I was at an IAB Auto’s conference and heard a great talk by a copy man writing for Mercedes – He went on to talk about the traditional marketing split especially around new car launches – which is to spend most of the budget on TV which is designed to blanket bomb as wider audience as possible, with the idea of hitting a few targets. And spend any remaining budget on PR to prolong the ad campaign. You can get a reasonable estimate of the number TV miss by looking at the adoption of TiVo’s ad disabler.

Add to this the diminishing numbers of eyeballs for television compared to that of online, and you may be thinking I’m about to point out the bleeding obvious.

But, I’m not really interested in the move from TV to online. Well I am, but, this conversation is already maturing and the data is all there for everyone to see.

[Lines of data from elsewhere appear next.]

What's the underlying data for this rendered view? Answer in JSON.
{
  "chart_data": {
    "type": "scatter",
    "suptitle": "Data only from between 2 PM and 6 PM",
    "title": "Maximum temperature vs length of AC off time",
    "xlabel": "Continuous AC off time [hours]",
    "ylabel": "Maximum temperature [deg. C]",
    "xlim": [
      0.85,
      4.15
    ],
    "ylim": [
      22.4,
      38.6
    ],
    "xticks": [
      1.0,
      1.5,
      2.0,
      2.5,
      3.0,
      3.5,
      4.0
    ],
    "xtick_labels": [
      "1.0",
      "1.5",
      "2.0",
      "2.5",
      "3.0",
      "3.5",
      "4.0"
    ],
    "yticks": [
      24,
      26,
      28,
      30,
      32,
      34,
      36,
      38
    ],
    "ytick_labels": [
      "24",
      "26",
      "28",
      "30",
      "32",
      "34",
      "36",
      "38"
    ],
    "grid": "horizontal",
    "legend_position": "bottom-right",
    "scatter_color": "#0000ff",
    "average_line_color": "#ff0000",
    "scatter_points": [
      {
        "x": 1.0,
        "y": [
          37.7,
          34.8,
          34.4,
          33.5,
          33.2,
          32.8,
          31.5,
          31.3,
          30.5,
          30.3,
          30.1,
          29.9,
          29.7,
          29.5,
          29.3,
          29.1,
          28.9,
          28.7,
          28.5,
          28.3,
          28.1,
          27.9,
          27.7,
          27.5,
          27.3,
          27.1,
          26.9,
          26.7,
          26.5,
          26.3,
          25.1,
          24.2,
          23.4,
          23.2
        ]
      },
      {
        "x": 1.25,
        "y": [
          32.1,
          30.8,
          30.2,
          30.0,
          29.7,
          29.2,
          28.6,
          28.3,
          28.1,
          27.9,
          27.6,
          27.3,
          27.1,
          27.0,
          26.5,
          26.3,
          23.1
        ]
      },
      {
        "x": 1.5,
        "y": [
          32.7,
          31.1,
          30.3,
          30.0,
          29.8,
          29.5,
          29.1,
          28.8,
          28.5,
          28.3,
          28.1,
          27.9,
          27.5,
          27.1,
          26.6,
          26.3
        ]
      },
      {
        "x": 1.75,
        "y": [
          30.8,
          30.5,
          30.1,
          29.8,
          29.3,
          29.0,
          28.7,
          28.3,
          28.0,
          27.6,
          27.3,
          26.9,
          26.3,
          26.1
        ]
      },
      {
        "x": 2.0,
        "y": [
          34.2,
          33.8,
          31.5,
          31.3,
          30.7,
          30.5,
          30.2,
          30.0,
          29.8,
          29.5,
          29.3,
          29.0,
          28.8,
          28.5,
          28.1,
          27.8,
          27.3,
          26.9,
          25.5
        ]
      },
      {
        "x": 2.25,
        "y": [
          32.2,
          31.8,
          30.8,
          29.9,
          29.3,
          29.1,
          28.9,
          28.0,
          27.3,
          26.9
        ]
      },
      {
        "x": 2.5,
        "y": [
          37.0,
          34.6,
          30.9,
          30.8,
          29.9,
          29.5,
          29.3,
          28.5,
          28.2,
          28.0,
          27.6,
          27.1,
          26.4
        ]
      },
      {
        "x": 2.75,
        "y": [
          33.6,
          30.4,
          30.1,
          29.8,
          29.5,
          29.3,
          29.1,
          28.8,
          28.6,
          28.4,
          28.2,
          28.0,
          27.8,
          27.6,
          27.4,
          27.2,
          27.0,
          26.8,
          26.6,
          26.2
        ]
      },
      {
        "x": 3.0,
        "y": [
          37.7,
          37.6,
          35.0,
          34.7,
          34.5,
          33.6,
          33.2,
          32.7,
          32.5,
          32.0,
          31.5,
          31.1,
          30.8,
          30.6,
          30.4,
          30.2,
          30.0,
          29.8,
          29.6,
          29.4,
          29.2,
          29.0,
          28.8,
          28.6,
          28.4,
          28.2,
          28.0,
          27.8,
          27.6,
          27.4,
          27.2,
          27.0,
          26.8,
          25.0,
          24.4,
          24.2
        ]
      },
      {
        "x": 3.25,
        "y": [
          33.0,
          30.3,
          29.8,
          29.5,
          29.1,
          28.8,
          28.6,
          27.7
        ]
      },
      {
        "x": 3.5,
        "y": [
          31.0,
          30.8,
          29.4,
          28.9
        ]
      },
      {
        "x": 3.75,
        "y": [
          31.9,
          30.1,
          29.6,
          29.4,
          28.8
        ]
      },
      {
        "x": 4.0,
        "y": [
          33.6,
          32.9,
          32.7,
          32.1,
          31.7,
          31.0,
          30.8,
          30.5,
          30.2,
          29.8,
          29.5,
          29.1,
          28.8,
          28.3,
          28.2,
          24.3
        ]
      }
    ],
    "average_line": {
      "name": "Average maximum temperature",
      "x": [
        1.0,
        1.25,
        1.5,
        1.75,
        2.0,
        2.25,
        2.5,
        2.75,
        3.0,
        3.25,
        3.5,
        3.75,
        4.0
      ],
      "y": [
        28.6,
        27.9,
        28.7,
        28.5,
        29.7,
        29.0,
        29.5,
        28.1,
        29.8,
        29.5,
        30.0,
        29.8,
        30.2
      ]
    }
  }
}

I’m more interested in how TV could be used to seed an online experience- a push pull approach that’s more effective and makes much more economic sense.

Returning back to my short pseudo scientific study of the Kevin Bacon YouTube phenomenon [YouTube has since removed that video], where Graham Norton’s TV program increased the number of views for that particular Kevin Bacon video by 600+ overnight - and then WOM increased it by another 30,00 views over the following week – it was clear that the diffusion of the information through online and offline WOM plaid the bigger role in spreading the video. But, TV definitely plaid its part in getting the ball rolling.

More importantly this was not an expensive TV ad, but a mention on a TV program which was targeted at an audience that was more likely to find it funny and have friends who also shared their sense of humour.

If we translate this to TV advertising – let’s not spend all the marketing budget on the TV ad experience, which most people are not going to see it and out of those that do, few will act on it. Instead use TV as a cheap trigger to a more satisfying online experience. Kind of make TV not the main course which is a very expensive main course, but a targeted entrée – that’s cheaper to produce and aired on a cheaper slot which is more focussed to an audience that’s more likely to watch it and spread the message.

Spend the lion’s share of the budget on hte product and creating a useful engaging online experience which is more likely to spread and gain attention for a longer period.